Scientifique, Loznitsa l’est resté. Obsédé par les problématiques de structure, de reconstitution et de distanciation, toute son œuvre n’est de fait qu’un long découpage du monde en fines lamelles, suivi d’un passage sous le microscope. Ses films sont d’abord dépourvus de commentaire, non seulement de la part du cinéaste lui-même (au travers d’une voix off par exemple), mais aussi de la part des protagonistes, auxquels la parole est rarement donnée. Ensuite, chacun d’eux n’a souvent d’autre scénario qu’un découpage méthodiquement étudié. Les plans s’enchâssent au sein de structures prédéfinies comme les perles sur un collier. Les durées sont prédéterminées selon des schémas seulement connus du cinéaste. Enfin, les fictions de Loznitsa sont rarement autre chose qu’une suite de reconstitutions, à l’image de Donbass qui, en 2018, proposait de découvrir la guerre russo-ukrainienne à travers un enchaînement de scènes barbares inspirées de réelles vidéos du conflit postées sur Youtube. En résulte des œuvres neutres, presque des œuvres mortes, plus mécaniques que véritablement humaines. Documentaire ou fiction, chaque film est une vivisection. La substance vivante est retirée pour ne laisser que le squelette, le schéma de l’événement, une structure muette, universelle, intemporelle. Un symbole. La froideur de Loznitsa lui sera reproché tantôt comme le symptôme d’une misanthropie latente, tantôt comme une forme d’apolitisme. Pourtant, politique, le cinéma de Loznitsa l’est. Il n’est même que ça.
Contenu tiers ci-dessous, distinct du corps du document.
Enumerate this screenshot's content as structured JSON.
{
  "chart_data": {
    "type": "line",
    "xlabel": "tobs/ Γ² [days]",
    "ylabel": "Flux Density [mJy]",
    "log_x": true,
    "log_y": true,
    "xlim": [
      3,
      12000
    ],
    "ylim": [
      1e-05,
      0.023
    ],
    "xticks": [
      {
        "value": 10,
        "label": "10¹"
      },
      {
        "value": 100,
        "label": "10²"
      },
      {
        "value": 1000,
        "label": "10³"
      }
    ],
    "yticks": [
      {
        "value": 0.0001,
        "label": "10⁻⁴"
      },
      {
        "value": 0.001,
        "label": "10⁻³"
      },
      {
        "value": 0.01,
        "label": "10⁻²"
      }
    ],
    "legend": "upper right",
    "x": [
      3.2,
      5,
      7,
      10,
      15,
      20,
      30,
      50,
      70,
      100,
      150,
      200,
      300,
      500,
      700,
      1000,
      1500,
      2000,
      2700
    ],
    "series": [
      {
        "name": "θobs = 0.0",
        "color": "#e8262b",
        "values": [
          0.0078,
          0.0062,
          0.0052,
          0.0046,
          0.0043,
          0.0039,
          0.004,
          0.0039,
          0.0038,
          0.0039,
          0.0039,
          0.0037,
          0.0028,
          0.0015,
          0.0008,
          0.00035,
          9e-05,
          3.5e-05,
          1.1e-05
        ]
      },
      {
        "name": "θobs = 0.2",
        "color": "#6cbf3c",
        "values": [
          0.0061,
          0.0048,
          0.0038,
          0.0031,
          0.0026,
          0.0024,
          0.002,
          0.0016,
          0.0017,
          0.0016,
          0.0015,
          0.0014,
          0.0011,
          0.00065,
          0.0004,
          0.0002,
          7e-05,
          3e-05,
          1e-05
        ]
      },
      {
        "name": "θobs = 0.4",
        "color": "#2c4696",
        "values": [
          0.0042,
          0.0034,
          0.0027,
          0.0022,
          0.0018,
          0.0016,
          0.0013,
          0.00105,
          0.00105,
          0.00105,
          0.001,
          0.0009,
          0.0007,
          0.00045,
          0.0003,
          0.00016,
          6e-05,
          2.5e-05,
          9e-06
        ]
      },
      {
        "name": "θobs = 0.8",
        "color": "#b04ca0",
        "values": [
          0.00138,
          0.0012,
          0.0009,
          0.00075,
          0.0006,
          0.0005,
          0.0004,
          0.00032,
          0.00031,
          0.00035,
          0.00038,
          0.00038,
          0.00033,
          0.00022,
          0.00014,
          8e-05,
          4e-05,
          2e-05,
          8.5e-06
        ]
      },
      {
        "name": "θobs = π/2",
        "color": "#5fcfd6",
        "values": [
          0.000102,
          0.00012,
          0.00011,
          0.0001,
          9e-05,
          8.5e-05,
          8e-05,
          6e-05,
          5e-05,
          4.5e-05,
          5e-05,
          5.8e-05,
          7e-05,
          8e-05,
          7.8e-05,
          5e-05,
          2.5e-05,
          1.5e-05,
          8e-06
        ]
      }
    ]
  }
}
En URSS, après la Seconde Guerre Mondiale, la logique du kolkhoze – mise en commun des terres et moyens de production d’un certain nombre d’exploitants agricoles – est appliquée à l’industrie. Ainsi naît le kombinat, qui rassemble, au sein d’une même structure, ateliers, entreprises et manufactures divers. C’est dans l’un de ces antiques kombinats encore en activité, que Loznitsa tourne, en 2004, son septième court-métrage : L’Usine. Long de trente minutes, le film se divise en deux parties égales : « L’Acier » et « L’Argile ». Les deux actes correspondent aux deux ateliers du site. L’un, naturellement, est une aciérie. Ici travaillent les hommes, au milieu des fours et du métal en fusion. L’autre, tout aussi naturellement, est une fabrique de briques. Ici travaillent les femmes, plongées dans une pénombre humide et froide, devant des machines qui ne s’arrêtent jamais. Ce sont deux univers, l’un noir et rouge, l’autre vert et bleu, l’un tout de feux et l’autre de néons blafards. Les uns luttent contre les ténèbres et les flammes, les autres bataillent contre la terre et l’eau, bataillent, surtout, contre la monotonie, l’ennui, la répétitivité du geste, la souffrance du muscle bientôt réduit à l’état de poussière.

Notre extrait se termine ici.